On our way out I said "Phylis, what is the deal with Matt not being allowed to work out here?"
She immediately got defensive and had a rude tone in her voice. "Oh, he is never to work out here again. He left the gate when there was merchandise outside."
Me: "So he never gets to work here again because he messed up one time?!?"
P: "People could have stolen and we just can't have him leaving the door like that..." She was getting all huffy.
Me: "I understand that is a big deal, but if you would just talk to him and explain the problem he'll get it right away. He won't do it again. You don't need to treat him like he is stupid. He isn't stupid at all!"
P: "OH! I didn't say he was stupid!"
Me: "Phylis, you talk down to him all of the time. He is so sweet he just takes it from you. I'll call his manager."
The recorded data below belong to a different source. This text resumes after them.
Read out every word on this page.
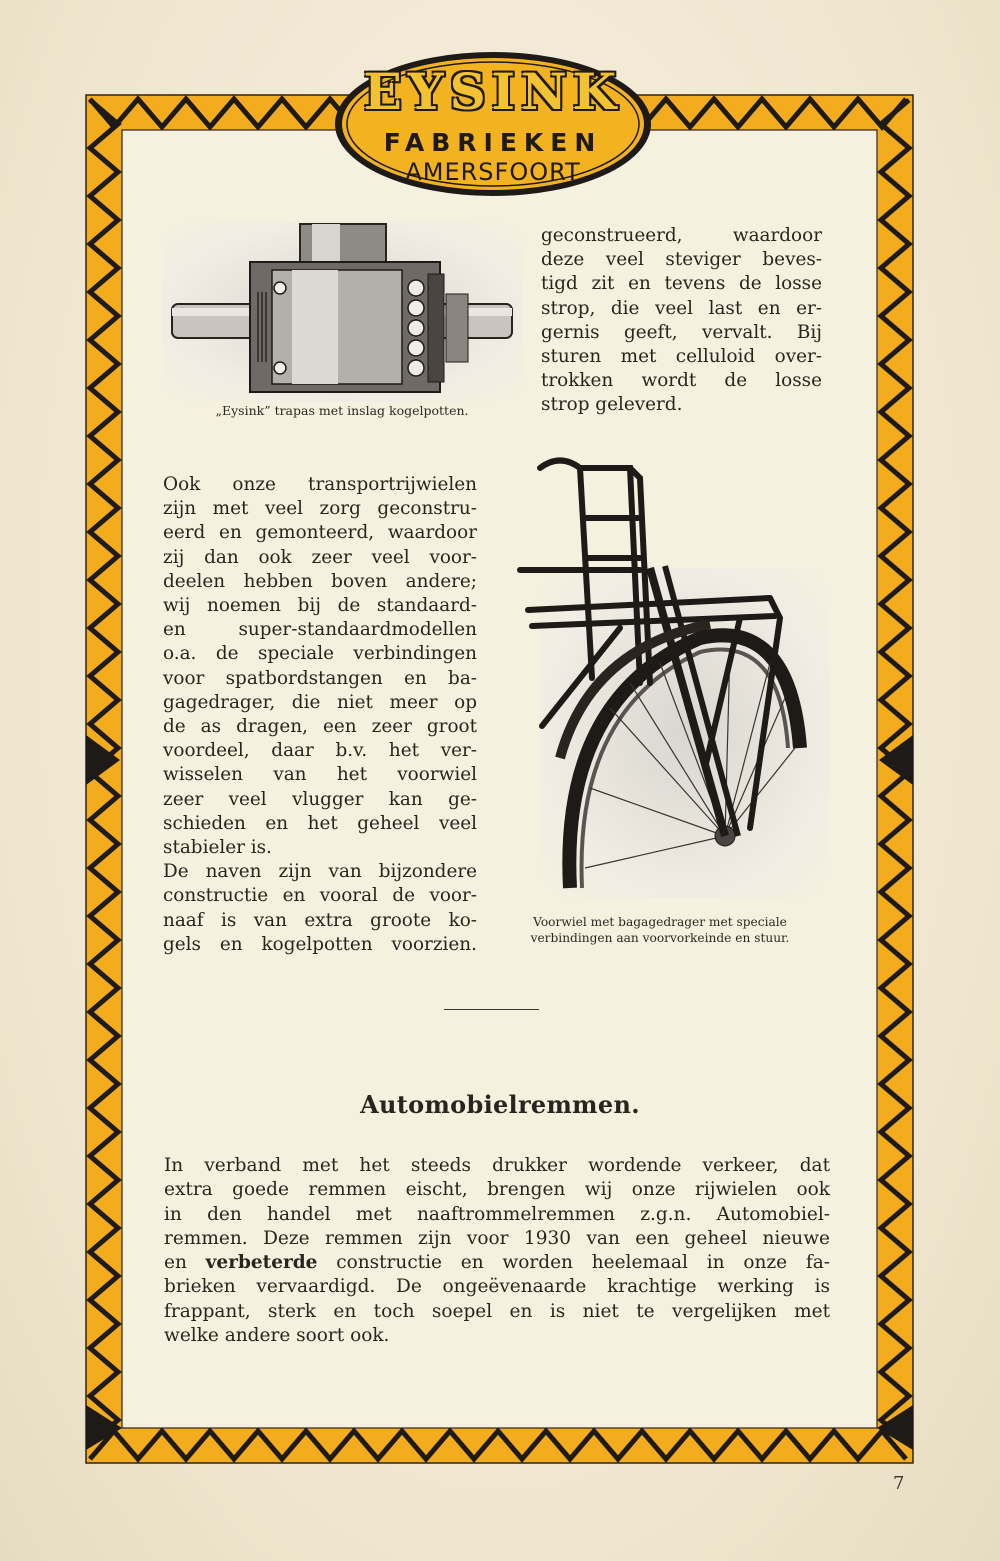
EYSINK
FABRIEKEN
AMERSFOORT
„Eysink” trapas met inslag kogelpotten.
geconstrueerd, waardoor
deze veel steviger beves-
tigd zit en tevens de losse
strop, die veel last en er-
gernis geeft, vervalt. Bij
sturen met celluloid over-
trokken wordt de losse
strop geleverd.
Ook onze transportrijwielen
zijn met veel zorg geconstru-
eerd en gemonteerd, waardoor
zij dan ook zeer veel voor-
deelen hebben boven andere;
wij noemen bij de standaard-
en super-standaardmodellen
o.a. de speciale verbindingen
voor spatbordstangen en ba-
gagedrager, die niet meer op
de as dragen, een zeer groot
voordeel, daar b.v. het ver-
wisselen van het voorwiel
zeer veel vlugger kan ge-
schieden en het geheel veel
stabieler is.
De naven zijn van bijzondere
constructie en vooral de voor-
naaf is van extra groote ko-
gels en kogelpotten voorzien.
Voorwiel met bagagedrager met speciale
verbindingen aan voorvorkeinde en stuur.
Automobielremmen.
In verband met het steeds drukker wordende verkeer, dat
extra goede remmen eischt, brengen wij onze rijwielen ook
in den handel met naaftrommelremmen z.g.n. Automobiel-
remmen. Deze remmen zijn voor 1930 van een geheel nieuwe
en verbeterde constructie en worden heelemaal in onze fa-
brieken vervaardigd. De ongeëvenaarde krachtige werking is
frappant, sterk en toch soepel en is niet te vergelijken met
welke andere soort ook.
7
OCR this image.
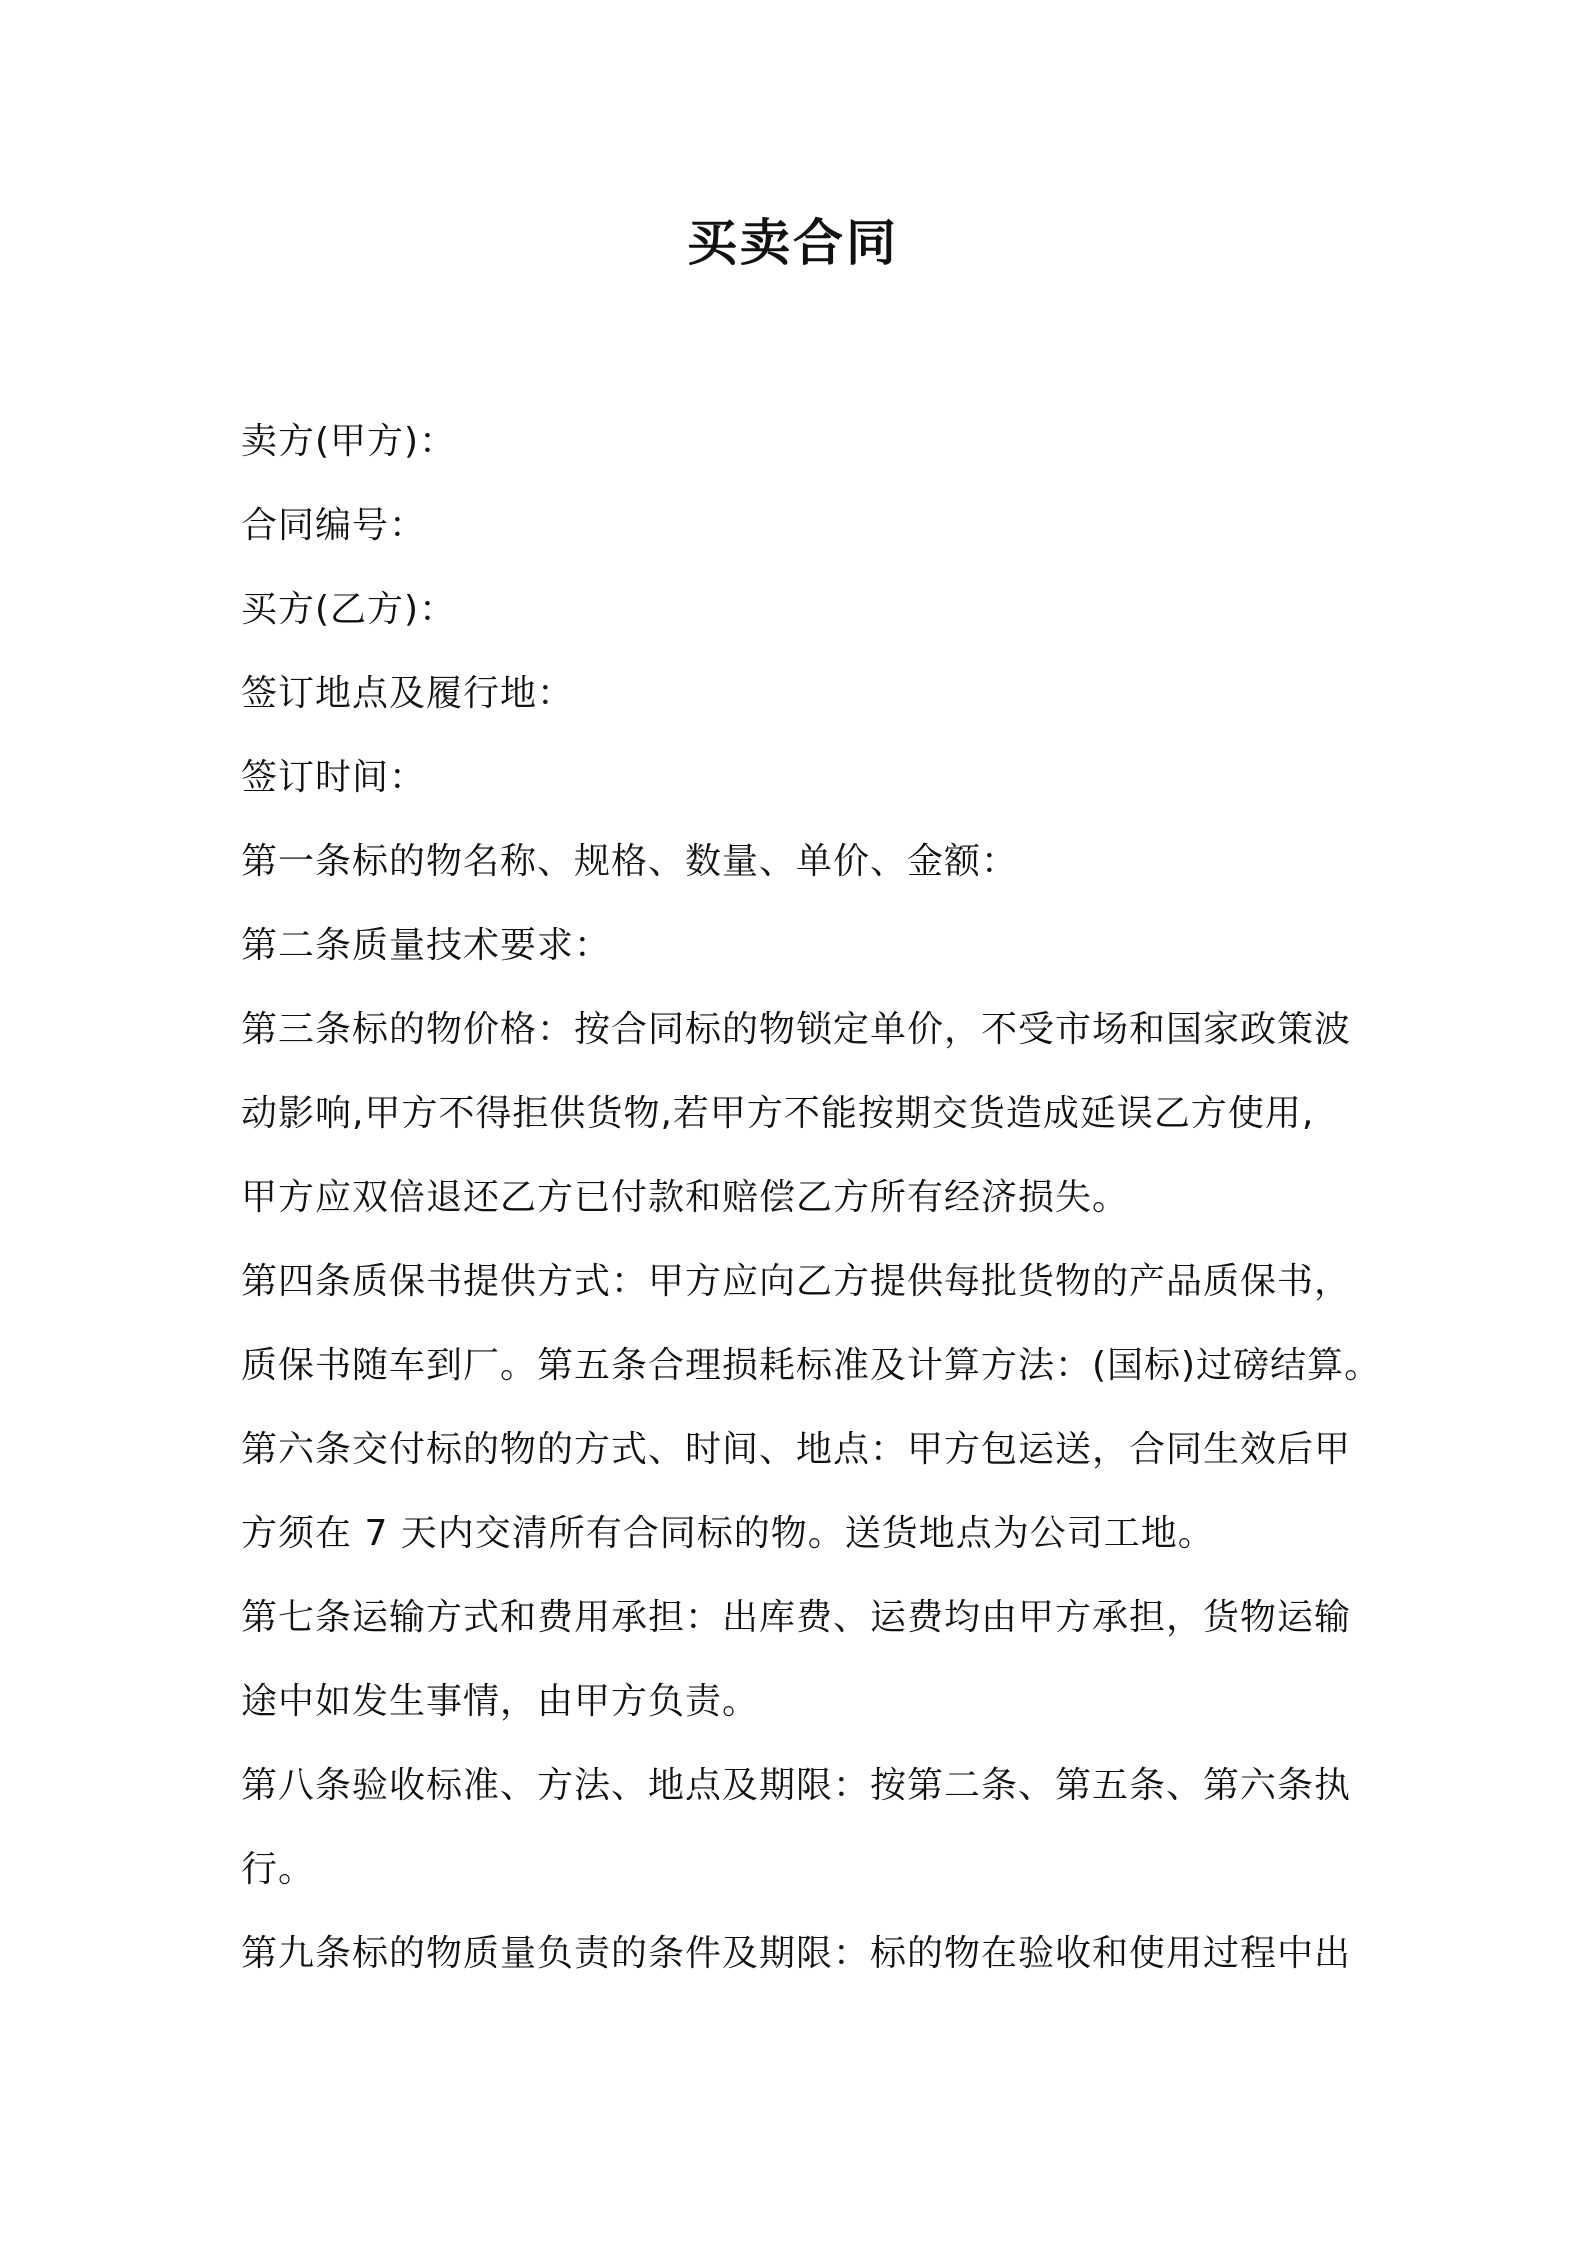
买卖合同
卖方(甲方)：
合同编号：
买方(乙方)：
签订地点及履行地：
签订时间：
第一条标的物名称、规格、数量、单价、金额：
第二条质量技术要求：
第三条标的物价格：按合同标的物锁定单价，不受市场和国家政策波
动影响,甲方不得拒供货物,若甲方不能按期交货造成延误乙方使用,
甲方应双倍退还乙方已付款和赔偿乙方所有经济损失。
第四条质保书提供方式：甲方应向乙方提供每批货物的产品质保书，
质保书随车到厂。第五条合理损耗标准及计算方法：(国标)过磅结算。
第六条交付标的物的方式、时间、地点：甲方包运送，合同生效后甲
方须在 7 天内交清所有合同标的物。送货地点为公司工地。
第七条运输方式和费用承担：出库费、运费均由甲方承担，货物运输
途中如发生事情，由甲方负责。
第八条验收标准、方法、地点及期限：按第二条、第五条、第六条执
行。
第九条标的物质量负责的条件及期限：标的物在验收和使用过程中出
I was so mad I just walked away (and proceeded to cry a little, but that's beside the point). I was glad Andrea was there with me. I was glad that I told Phylis what I thought. I just feel so bad for Matt when people treat him that way. I never want his life to be one bit harder than it already has to be. He is such a good person. I have no doubt that his reward in Heaven is bigger and better than I could ever imagine. It's so hard to see him hurt, frustrated, or treated badly. I feel so protective over him. I can't imagine what it would be like to have a disabled child. I don't think I could stand it.
I did call his manager. He wasn't in big trouble. They love Matt there and he does a great job. I'm proud of him.